Report calls for wide-ranging changes to country's culture and infrastructure following death sentences in Delhi gang-rape trial
Campaigners are calling for a new deal for India's women in the wake of the death sentences handed down by a Delhi judge to four men who tricked a woman and her male friend on to an out-of-service bus before gang-raping her so brutally that she died later from her injuries.
The case brought women's rights protesters across India on to the streets in angry demonstrations against the country's culture of violence against women, from female foeticide to rape. But activists fear the intense focus on the court case will do nothing to improve the safety of women on city streets. A new report by three Indian academics supports those concerns and says it is India's infrastructure that needs to change, from bus services to public toilets.
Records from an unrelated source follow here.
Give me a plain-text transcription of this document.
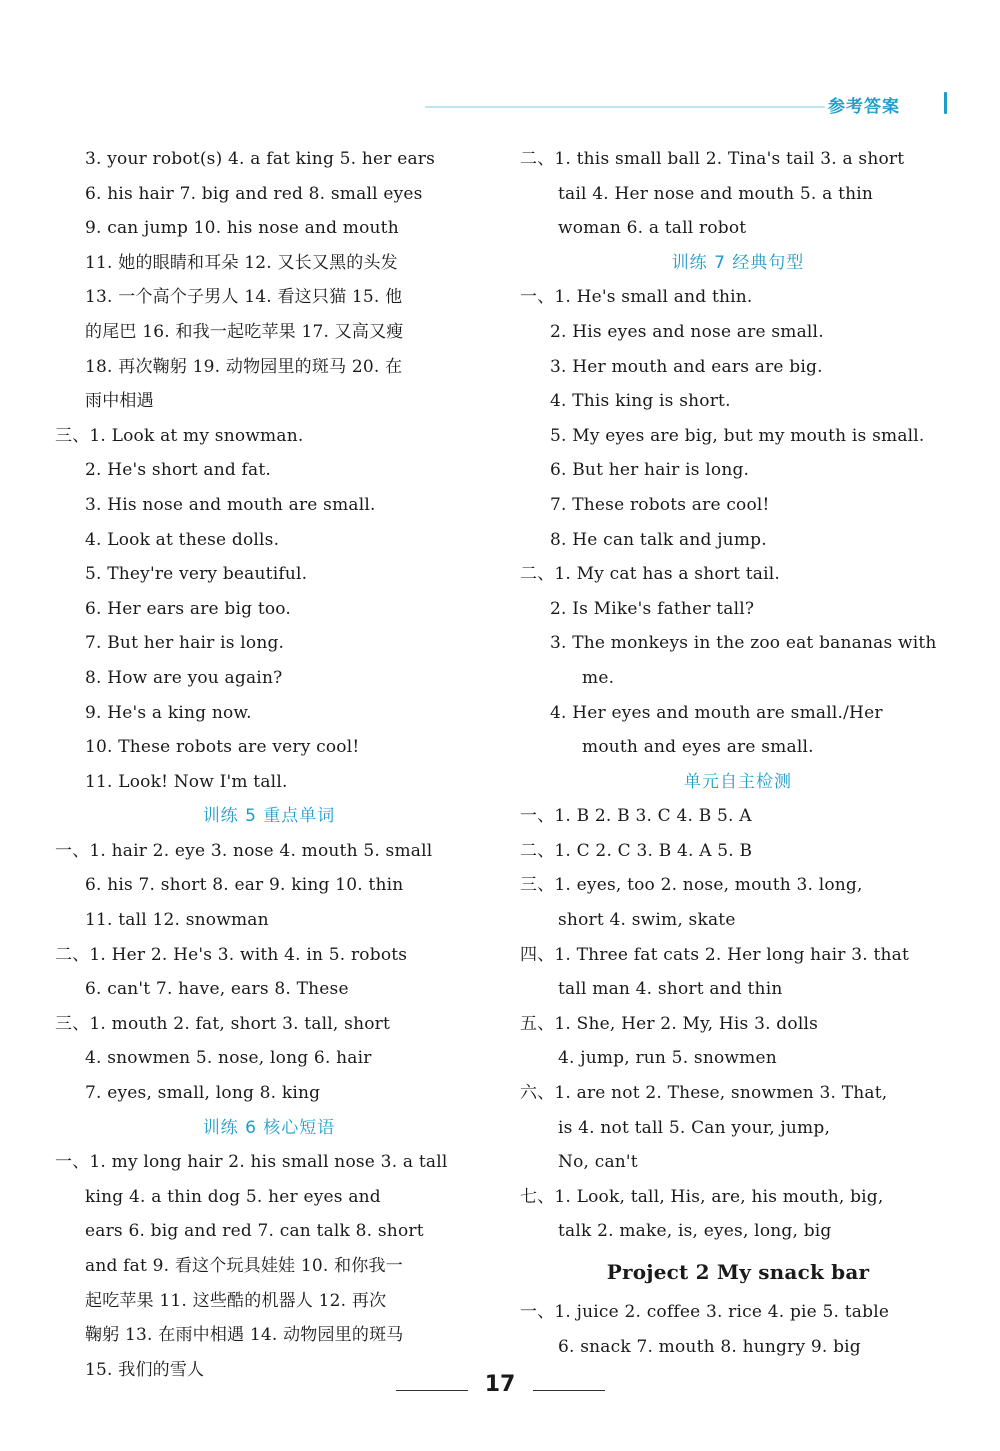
参考答案
3. your robot(s) 4. a fat king 5. her ears
6. his hair 7. big and red 8. small eyes
9. can jump 10. his nose and mouth
11. 她的眼睛和耳朵 12. 又长又黑的头发
13. 一个高个子男人 14. 看这只猫 15. 他
的尾巴 16. 和我一起吃苹果 17. 又高又瘦
18. 再次鞠躬 19. 动物园里的斑马 20. 在
雨中相遇
三、1. Look at my snowman.
2. He's short and fat.
3. His nose and mouth are small.
4. Look at these dolls.
5. They're very beautiful.
6. Her ears are big too.
7. But her hair is long.
8. How are you again?
9. He's a king now.
10. These robots are very cool!
11. Look! Now I'm tall.
训练 5 重点单词
一、1. hair 2. eye 3. nose 4. mouth 5. small
6. his 7. short 8. ear 9. king 10. thin
11. tall 12. snowman
二、1. Her 2. He's 3. with 4. in 5. robots
6. can't 7. have, ears 8. These
三、1. mouth 2. fat, short 3. tall, short
4. snowmen 5. nose, long 6. hair
7. eyes, small, long 8. king
训练 6 核心短语
一、1. my long hair 2. his small nose 3. a tall
king 4. a thin dog 5. her eyes and
ears 6. big and red 7. can talk 8. short
and fat 9. 看这个玩具娃娃 10. 和你我一
起吃苹果 11. 这些酷的机器人 12. 再次
鞠躬 13. 在雨中相遇 14. 动物园里的斑马
15. 我们的雪人
二、1. this small ball 2. Tina's tail 3. a short
tail 4. Her nose and mouth 5. a thin
woman 6. a tall robot
训练 7 经典句型
一、1. He's small and thin.
2. His eyes and nose are small.
3. Her mouth and ears are big.
4. This king is short.
5. My eyes are big, but my mouth is small.
6. But her hair is long.
7. These robots are cool!
8. He can talk and jump.
二、1. My cat has a short tail.
2. Is Mike's father tall?
3. The monkeys in the zoo eat bananas with
me.
4. Her eyes and mouth are small./Her
mouth and eyes are small.
单元自主检测
一、1. B 2. B 3. C 4. B 5. A
二、1. C 2. C 3. B 4. A 5. B
三、1. eyes, too 2. nose, mouth 3. long,
short 4. swim, skate
四、1. Three fat cats 2. Her long hair 3. that
tall man 4. short and thin
五、1. She, Her 2. My, His 3. dolls
4. jump, run 5. snowmen
六、1. are not 2. These, snowmen 3. That,
is 4. not tall 5. Can your, jump,
No, can't
七、1. Look, tall, His, are, his mouth, big,
talk 2. make, is, eyes, long, big
Project 2 My snack bar
一、1. juice 2. coffee 3. rice 4. pie 5. table
6. snack 7. mouth 8. hungry 9. big
17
Pending an appeal expected to be lodged this week, four of the six guilty men – one died in jail and another was sent to a young offenders' prison – will be hanged under changes made to Indian law as a direct response to the case, making aggravated rape punishable by death and fast-tracking sexual offence cases through the courts.
Issuing his decision, Judge Yogesh Khanna said the attack "shocked the collective conscience" of India. "In these times, when crime against women is on the rise, the courts cannot turn a blind eye toward such gruesome crimes."
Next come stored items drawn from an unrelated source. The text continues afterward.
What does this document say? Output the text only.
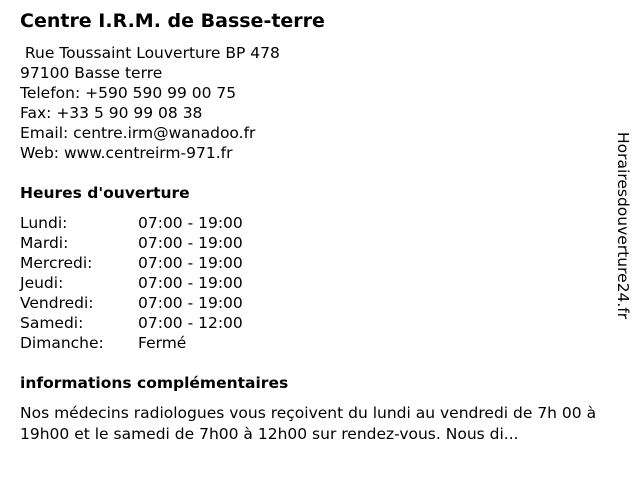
Centre I.R.M. de Basse-terre
Rue Toussaint Louverture BP 478
97100 Basse terre
Telefon: +590 590 99 00 75
Fax: +33 5 90 99 08 38
Email: centre.irm@wanadoo.fr
Web: www.centreirm-971.fr
Heures d'ouverture
Lundi:	07:00 - 19:00
Mardi:	07:00 - 19:00
Mercredi:	07:00 - 19:00
Jeudi:	07:00 - 19:00
Vendredi:	07:00 - 19:00
Samedi:	07:00 - 12:00
Dimanche:	Fermé
informations complémentaires
Nos médecins radiologues vous reçoivent du lundi au vendredi de 7h 00 à 19h00 et le samedi de 7h00 à 12h00 sur rendez-vous. Nous di...
Horairesdouverture24.fr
There were nearly 25,000 reported cases of rape in 2012 in India. In Delhi, with a population of 15 million, more than 1,000 cases were reported in the year to mid-August 2013, against 433 reported in the same period last year. In Jharkhand state, to the south-east, more than 800 cases have been reported in the past seven months, including a gang rape of a schoolgirl. There were 460 reported cases in all of 2012. The rise may be in part due to increased reporting, but India's National Crime Records Bureau says registered rape cases in India have increased by almost 900% over 40 years, to 24,206 incidents in 2011. Some activists say one in 10 rapes is reported; others one in 100. In a 2011 poll nearly one in four Indian men admitted to having committed some act of sexual violence.
But the report Invisible Women, by academics Shilpa Phadke, Shilpa Ranade and Sameera Khan – due to appear in the next issue of Index on Censorship magazine – reflects a real fear that at the end of the Delhi trial the media spotlight will move on from mistreatment of women.
The report argues that India's infrastructure needs to be transformed to give women an equal and safer place in cities. They write that the Delhi rape "was facilitated in part by the lack of adequate public transport, which meant that she was travelling in a private bus". The women point out that transport, lighting, toilets and other public facilities are designed with an "invariably male" user in mind. As a result, women's toilets "are dark and unfriendly" and often close at 9pm, "sending the clear message that women are not expected to – and not supposed to – be out in public at night". This means women "have to learn extreme bladder control and to negotiate dark streets and unfriendly parks".
The link between access to toilets and rape is an issue in rural areas as well. In May it was reported that most rapes in the state of Bihar occurred when women went outside to the toilet at night. The authors claimed shopping malls were the only places in India's cities where women felt safe. Streets need to be well-lit, public transport needs to be regulated and to run day and night, and safe toilets need to be available.
"We need to move beyond the struggle against violence and articulate women's right to the city in terms of the quest for pleasure," the report says. The victim in the bus rape had been to the cinema. "Changing attitudes may take time but the provision of infrastructure can be a simple one-time policy decision, which reinforces the point that women belong in public space."
In Mumbai, a scheme for women-only train carriages was seen as a great success because it "enshrined their right to be there", the authors write.
The report illustrates the determination of activists to keep the issue from fading. "It is the beginning of our movement," said Anuradha Kapoor of civil rights group Maitree, who was arrested in June at a women's rights protest. "We won't give up so easily."
Writer Nilanjana Roy agreed: "The rapes might not stop, but this conversation isn't stopping either."